When Mirkarimi was charged on Jan. 13 with misdemeanor violence battery, child endangerment and dissuading a witness, he was also ordered by a judge to stay away from his wife, Eliana Lopez, and their 2-year-old son Theo.

The stay-away order was upheld on Jan. 19 by San Francisco Superior Court Susan Breall, who affirmed it again Thursday.

KCBS’ Bob Melrose Reports:

The order will remain in effect at least through the end of the trial, which starts Feb. 24, although Breall said that Mirkarimi can seek once again to have it modified in the city’s family court.

Mirkarimi’s defense attorney Lidia Stiglich argued against the stay-away order, saying Theo is at “a very delicate age” and that the order has left him “devastated at being separated from his father.”

She also said Mirkarimi has taken three counseling sessions since the allegations came to light and “takes all these allegations very seriously.”
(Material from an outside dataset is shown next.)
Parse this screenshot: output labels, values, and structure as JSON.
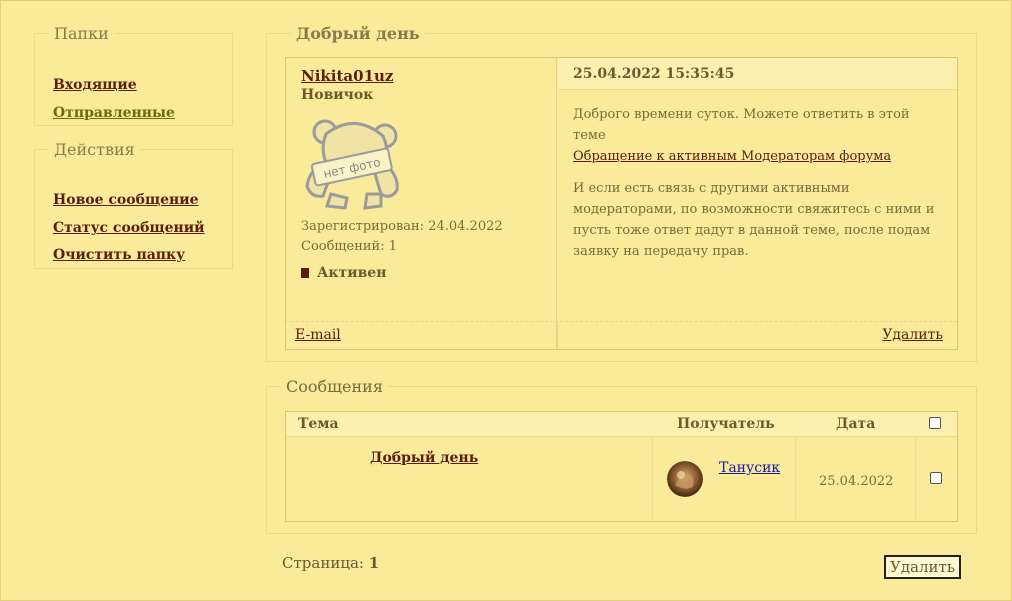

The case stems from a Dec. 31 argument Lopez had with Mirkarimi during which he allegedly grabbed her arm and caused a bruise. Prosecutors said Lopez told neighbor Ivory Madison about the incident, and that Madison videotaped her conversation with her and later called police to report the incident.

In arguing to uphold the stay-away order, Assistant District Attorney Elizabeth Aguilar-Tarchi cited an October email between Lopez and Madison about a separate incident of possible neglect by Mirkarimi toward his son that Lopez wrote was “a nightmare” and left her “very worried about Theo.”
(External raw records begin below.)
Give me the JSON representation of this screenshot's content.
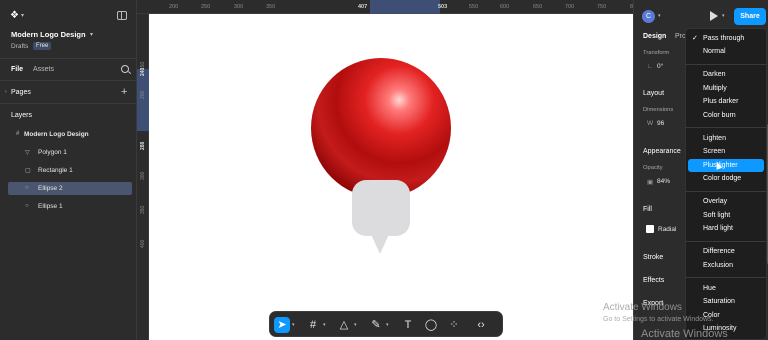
{
  "left_panel": {
    "logo_icon": "figma-logo",
    "file_title": "Modern Logo Design",
    "location": "Drafts",
    "plan_badge": "Free",
    "tabs": [
      "File",
      "Assets"
    ],
    "pages_label": "Pages",
    "layers_label": "Layers",
    "layers": [
      {
        "label": "Modern Logo Design",
        "icon": "frame-icon",
        "selected": false
      },
      {
        "label": "Polygon 1",
        "icon": "polygon-icon",
        "selected": false
      },
      {
        "label": "Rectangle 1",
        "icon": "rectangle-icon",
        "selected": false
      },
      {
        "label": "Ellipse 2",
        "icon": "ellipse-icon",
        "selected": true
      },
      {
        "label": "Ellipse 1",
        "icon": "ellipse-icon",
        "selected": false
      }
    ]
  },
  "ruler_top": [
    "200",
    "250",
    "300",
    "350",
    "407",
    "503",
    "550",
    "600",
    "650",
    "700",
    "750",
    "800",
    "850"
  ],
  "ruler_left": [
    "150",
    "200",
    "240",
    "288",
    "300",
    "350",
    "400"
  ],
  "toolbar": {
    "tools": [
      "move-tool",
      "frame-tool",
      "shape-tool",
      "pen-tool",
      "text-tool",
      "comment-tool",
      "actions-tool",
      "dev-mode-tool"
    ]
  },
  "right_panel": {
    "avatar_letter": "C",
    "share_label": "Share",
    "tabs": [
      "Design",
      "Prototype"
    ],
    "transform_label": "Transform",
    "rotation_value": "0°",
    "layout_label": "Layout",
    "dimensions_label": "Dimensions",
    "width_prefix": "W",
    "width_value": "96",
    "appearance_label": "Appearance",
    "opacity_label": "Opacity",
    "opacity_value": "84%",
    "fill_label": "Fill",
    "fill_type": "Radial",
    "stroke_label": "Stroke",
    "effects_label": "Effects",
    "export_label": "Export"
  },
  "blend_menu": {
    "selected": "Pass through",
    "highlighted": "Plus lighter",
    "groups": [
      [
        "Pass through",
        "Normal"
      ],
      [
        "Darken",
        "Multiply",
        "Plus darker",
        "Color burn"
      ],
      [
        "Lighten",
        "Screen",
        "Plus lighter",
        "Color dodge"
      ],
      [
        "Overlay",
        "Soft light",
        "Hard light"
      ],
      [
        "Difference",
        "Exclusion"
      ],
      [
        "Hue",
        "Saturation",
        "Color",
        "Luminosity"
      ]
    ]
  },
  "watermark": {
    "title": "Activate Windows",
    "subtitle": "Go to Settings to activate Windows."
  },
  "colors": {
    "accent": "#0d99ff",
    "shape_red": "#c41b1b",
    "shape_gray": "#dcdcdf",
    "selected_layer": "#4a5570"
  }
}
The Oct. 19 email from Lopez cited an instance where she had gone to Los Angeles for the day and that Mirkarimi looked after the child for two hours. She said Mirkarimi was “not feeding the child,” who was “vomiting” and was “being left in the car,” Aguilar Tarchi said.

Stiglich countered that a child protective services investigation into Theo’s well-being earlier this month found that any allegations of abuse or neglect were “unfounded” and that “the only negative effect they see is the separation of the child from his father.”

She also noted that Mirkarimi and Lopez were together for nearly two weeks after the New Year’s Eve incident and that there had been no other incidents.

But Breall eventually sided with the prosecutors to uphold the stay-away order, citing the court’s long-standing policy in similar cases.

“I know that Sheriff Mirkarimi wouldn’t want to have any special treatment just because you were sheriff,” she said, adding that she strongly suggested he petition to modify the order in family court.

Mirkarimi said outside of court following the meeting that he plans to do so.

He said he was “incredibly disappointed” at the judge’s decision.

“It’s enormously crushing, the fact that I haven’t been able to see my family, to be with my wife or be with my son,” said Mirkarimi, who called the ruling “just disproportionately cruel.”

Lopez also attended the hearing but did not speak to reporters as she left the courtroom.

Mirkarimi, who was just sworn in as sheriff on Jan. 8 after serving on the San Francisco Board of Supervisors for seven years, is scheduled to return to court again on Feb. 22 for a pre-trial conference.